A combination of two antifungal drugs, amphotericin B and flucytosine, has been found to result in the most rapid reduction in cryptococcus levels in the cerebrospinal fluid of people diagnosed with cryptococcal meningitis. However, the study was unable to demonstrate whether treatment with this antifungal combination resulted in superior survival when compared with standard treatment in Thailand.
Cryptococcal meningitis is the second most common AIDS-defining illness in north eastern Thailand and survival is poor despite the availability of intravenous antibiotic treatment. 43% of Thai patients diagnosed with cryptococcal meningitis died within a mean of 14 days despite standard treatment with amphotericin B, suggesting that the activity of antifungal medication during the first 14 days of treatment is critical to the long-term success of treatment.
The authors of the new study, an international collaboration of Thai, British, Dutch and US researchers, wanted to know whether combination antifungal treatment resulted in a quicker reduction in cryptococcus levels, and which two- or three-drug combination produced the quickest decline.
A previous multicentre study found no significant difference in the likelihood of culturing cryptococcus from the cerebrospinal fluid after two weeks of treatment with amphotericin B or amphotericin B and flucytosine.

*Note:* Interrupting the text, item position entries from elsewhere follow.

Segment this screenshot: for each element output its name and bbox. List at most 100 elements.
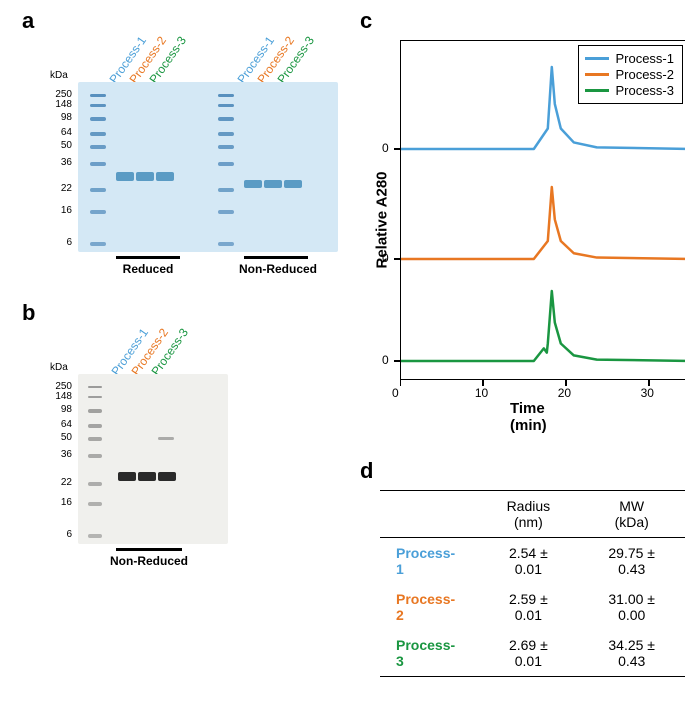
y-tick (394, 148, 400, 150)
gel-band (218, 145, 234, 149)
mw-label: 98 (48, 112, 72, 123)
gel-band (88, 482, 102, 486)
chromatogram-trace (401, 187, 685, 259)
gel-band (218, 132, 234, 136)
gel-band (90, 210, 106, 214)
dls-table-container: Radius(nm)MW(kDa)Process-12.54 ± 0.0129.… (380, 490, 685, 677)
legend: Process-1 Process-2 Process-3 (578, 45, 683, 104)
x-tick-label: 20 (558, 386, 571, 400)
kda-label-b: kDa (50, 362, 68, 373)
table-row-label: Process-1 (380, 538, 478, 585)
table-row-label: Process-2 (380, 584, 478, 630)
legend-text-p3: Process-3 (615, 83, 674, 98)
gel-band (88, 424, 102, 428)
y-tick (394, 258, 400, 260)
table-header: MW(kDa) (578, 491, 685, 538)
mw-label: 16 (48, 497, 72, 508)
non-reduced-label-b: Non-Reduced (98, 554, 200, 568)
table-cell: 2.54 ± 0.01 (478, 538, 578, 585)
gel-band (218, 210, 234, 214)
gel-band (218, 117, 234, 121)
gel-band (90, 162, 106, 166)
gel-band (90, 188, 106, 192)
gel-band (158, 437, 174, 440)
mw-label: 22 (48, 183, 72, 194)
mw-label: 50 (48, 432, 72, 443)
table-row-label: Process-3 (380, 630, 478, 677)
gel-band (138, 472, 156, 481)
gel-band (88, 502, 102, 506)
legend-swatch-p2 (585, 73, 609, 76)
gel-band (88, 437, 102, 441)
table-header (380, 491, 478, 538)
gel-band (218, 188, 234, 192)
table-cell: 2.59 ± 0.01 (478, 584, 578, 630)
gel-band (218, 104, 234, 107)
legend-swatch-p1 (585, 57, 609, 60)
legend-text-p1: Process-1 (615, 51, 674, 66)
gel-band (158, 472, 176, 481)
gel-band (88, 386, 102, 388)
gel-band (156, 172, 174, 181)
mw-label: 22 (48, 477, 72, 488)
x-tick (400, 380, 402, 386)
gel-band (90, 242, 106, 246)
mw-label: 36 (48, 157, 72, 168)
gel-band (90, 94, 106, 97)
chromatogram-chart: Process-1 Process-2 Process-3 (400, 40, 685, 380)
reduced-label: Reduced (112, 262, 184, 276)
table-header-row: Radius(nm)MW(kDa) (380, 491, 685, 538)
x-axis-label: Time (min) (510, 400, 547, 434)
gel-band (284, 180, 302, 188)
panel-b-label: b (22, 300, 35, 326)
legend-text-p2: Process-2 (615, 67, 674, 82)
mw-label: 6 (48, 237, 72, 248)
mw-label: 50 (48, 140, 72, 151)
gel-band (118, 472, 136, 481)
gel-band (218, 162, 234, 166)
gel-band (90, 145, 106, 149)
legend-swatch-p3 (585, 89, 609, 92)
y-tick (394, 360, 400, 362)
gel-a-image (78, 82, 338, 252)
y-zero-label: 0 (382, 141, 389, 155)
mw-label: 16 (48, 205, 72, 216)
legend-item-p3: Process-3 (585, 83, 674, 98)
panel-c-label: c (360, 8, 372, 34)
gel-band (244, 180, 262, 188)
gel-band (136, 172, 154, 181)
x-tick-label: 10 (475, 386, 488, 400)
table-cell: 31.00 ± 0.00 (578, 584, 685, 630)
non-reduced-label-a: Non-Reduced (230, 262, 326, 276)
gel-band (88, 396, 102, 398)
x-tick-label: 30 (641, 386, 654, 400)
table-cell: 2.69 ± 0.01 (478, 630, 578, 677)
mw-label: 64 (48, 127, 72, 138)
mw-label: 148 (48, 391, 72, 402)
gel-band (218, 242, 234, 246)
legend-item-p2: Process-2 (585, 67, 674, 82)
panel-a-label: a (22, 8, 34, 34)
gel-band (264, 180, 282, 188)
x-tick-label: 0 (392, 386, 399, 400)
mw-label: 36 (48, 449, 72, 460)
table-cell: 34.25 ± 0.43 (578, 630, 685, 677)
gel-band (88, 409, 102, 413)
panel-d-label: d (360, 458, 373, 484)
y-zero-label: 0 (382, 353, 389, 367)
gel-band (88, 454, 102, 458)
table-header: Radius(nm) (478, 491, 578, 538)
gel-band (218, 94, 234, 97)
mw-label: 98 (48, 404, 72, 415)
gel-band (90, 117, 106, 121)
chromatogram-trace (401, 291, 685, 361)
table-row: Process-12.54 ± 0.0129.75 ± 0.43 (380, 538, 685, 585)
table-row: Process-32.69 ± 0.0134.25 ± 0.43 (380, 630, 685, 677)
gel-band (90, 104, 106, 107)
non-reduced-bar-b (116, 548, 182, 551)
non-reduced-bar-a (244, 256, 308, 259)
gel-band (90, 132, 106, 136)
y-zero-label: 0 (382, 251, 389, 265)
gel-band (116, 172, 134, 181)
reduced-bar (116, 256, 180, 259)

Another study found that cryptococcal antigen levels at week 2 predicted survival at week 10.
The newly reported study used a different, more intensive technique for measuring cryptococcus levels, sampling cerebrospinal fluid by lumbar puncture at days 3, 7 and 14 in 64 patients diagnosed with laboratory-confirmed cryptococcal meningitis. They measured levels of cryptococcus colony-forming units in the CSF.
Patients were randomised to receive either amphotericin B alone (0.7mg/kg daily), amphotericin B plus fluconazole (400mg daily), amphotericin B plus flucytosine (100mg/kg daily) or all three drugs together for 14 days, followed by maintenance treatment with fluconazole (400mg) for a further eight weeks, then 200mg a day thereafter. All patients received one litre of saline daily to reduce the risk of kidney toxicity caused by amphotericin B.
Patients treated with amphotericin B plus flucytosine showed significantly faster clearance of cryptococcus (-0.5 log at day 14) (p=0.001) than those treated with amphotericin B alone (-0.31 log) or amphotericin B plus fluconazole (-0.39 log) (p=0.001) or triple therapy (-0.38 log)(P=0.001).
However, there was no significant difference in survival at week 10, despite the fact that patients in the amphotericin B plus fluconazole group showed a trend towards more severe meningitis at diagnosis (defined as seizures or loss of consciousness at presentation). Nevertheless a trend was evident, with only one death in the amphotericin B plus flucytosine group compared to seven deaths in the fluconazole group.
Deaths tended to follow two patterns. Patients with high cryptococcus cell counts and/or cerebral dysfunction tended to die early. Nine out of the 14 patients who died did so during the two weeks of combination treatment.
The other five died after oral fluconazole therapy was substituted at the end of the two-week induction period; in general these were patients who still had significant cell counts after two weeks.
This study is a particularly important one for AIDS treatment in Africa and Asia, where cryptococcal meningitis is second only to tuberculosis as the main cause of death in people with AIDS.
Nonetheless, the fact that the average CD4 count in the 64 patients was 9, and no one had a CD4 count over 23, stands as a reminder that until antiretroviral therapy is available to these populations, diseases such as cryptococcal meningitis will continue to be a frequent cause of death.
Reference
Brouwer AE et al. Combination antifungal therapies for HIV-associated cryptococcal meningitis: a randomised trial. The Lancet 363: 1764-67, 2004.